Has Mandy Moore heard the album? “I think I’ll leave that question, just because it’s too personal,” he says, with a hint of lament. “There’s a lot of other people involved. But I totally respect your reason for asking.”

The answer is not a surprise; the kindness that comes with it is, especially as the last time I saw him was for Other Voices 2007, where he appeared distinctly unempathetic about his onstage technical issues. But seven years on, he has nothing but good things to say about his Dingle experience.

“I think about it all the time,” he says. “I remember part of the drive was just so unbelievably beautiful. I really felt like I was living in folklore; you don’t know how green things can be until you get there.”

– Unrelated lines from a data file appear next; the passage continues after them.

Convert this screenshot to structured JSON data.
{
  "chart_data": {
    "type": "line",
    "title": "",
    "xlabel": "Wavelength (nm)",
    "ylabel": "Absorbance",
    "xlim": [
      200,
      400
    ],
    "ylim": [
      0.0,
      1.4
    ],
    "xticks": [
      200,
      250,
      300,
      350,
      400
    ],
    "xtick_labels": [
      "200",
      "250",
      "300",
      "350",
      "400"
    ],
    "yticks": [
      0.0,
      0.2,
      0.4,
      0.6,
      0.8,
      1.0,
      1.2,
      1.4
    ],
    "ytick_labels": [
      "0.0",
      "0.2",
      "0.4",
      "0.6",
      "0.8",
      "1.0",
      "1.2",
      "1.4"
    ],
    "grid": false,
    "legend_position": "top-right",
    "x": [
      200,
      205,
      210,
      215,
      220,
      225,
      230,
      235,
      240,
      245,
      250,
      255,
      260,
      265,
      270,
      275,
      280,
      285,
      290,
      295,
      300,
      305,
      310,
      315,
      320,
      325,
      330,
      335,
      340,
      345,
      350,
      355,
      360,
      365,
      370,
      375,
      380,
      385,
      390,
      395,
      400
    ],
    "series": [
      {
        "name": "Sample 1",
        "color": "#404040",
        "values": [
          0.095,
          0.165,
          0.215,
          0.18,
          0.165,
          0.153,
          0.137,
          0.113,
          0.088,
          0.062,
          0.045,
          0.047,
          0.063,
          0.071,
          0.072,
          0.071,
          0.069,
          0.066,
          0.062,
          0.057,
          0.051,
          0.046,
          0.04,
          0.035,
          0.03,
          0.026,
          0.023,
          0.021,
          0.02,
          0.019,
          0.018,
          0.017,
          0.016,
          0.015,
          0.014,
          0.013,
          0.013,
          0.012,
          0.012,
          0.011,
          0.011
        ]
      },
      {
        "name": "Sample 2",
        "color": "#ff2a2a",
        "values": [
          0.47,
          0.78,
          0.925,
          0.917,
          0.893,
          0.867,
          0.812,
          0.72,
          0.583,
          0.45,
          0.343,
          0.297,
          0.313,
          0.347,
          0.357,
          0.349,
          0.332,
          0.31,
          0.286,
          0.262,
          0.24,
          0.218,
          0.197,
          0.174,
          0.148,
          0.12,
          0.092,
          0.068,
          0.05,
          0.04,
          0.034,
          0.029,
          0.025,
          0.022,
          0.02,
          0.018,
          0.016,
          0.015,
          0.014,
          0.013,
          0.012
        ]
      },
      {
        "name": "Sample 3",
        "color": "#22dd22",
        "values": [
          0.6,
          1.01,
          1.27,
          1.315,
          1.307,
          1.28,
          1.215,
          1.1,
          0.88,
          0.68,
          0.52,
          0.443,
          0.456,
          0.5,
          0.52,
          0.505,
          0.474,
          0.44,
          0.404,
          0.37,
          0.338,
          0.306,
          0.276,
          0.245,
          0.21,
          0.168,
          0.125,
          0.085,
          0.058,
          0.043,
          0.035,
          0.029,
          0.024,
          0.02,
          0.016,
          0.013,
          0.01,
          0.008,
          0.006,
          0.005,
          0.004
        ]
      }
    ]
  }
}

During the show, some technical problems seemed to throw him out. That didn’t muddy his memories? “I don’t remember that. Maybe there was feedback or something. That happens all the time,” he says. “It’s like if you work in an office, and you can’t get the copy machine to work. You’re not just going to go ‘that darn copy machine!’ after the 20th time. You’re going to be annoyed.

“I’ve asked my manager to go back to Other Voices, and we try, but I guess they do the logistics when they put together a tour and it doesn’t work out. But hopefully it will again,” he says, tantalisingly.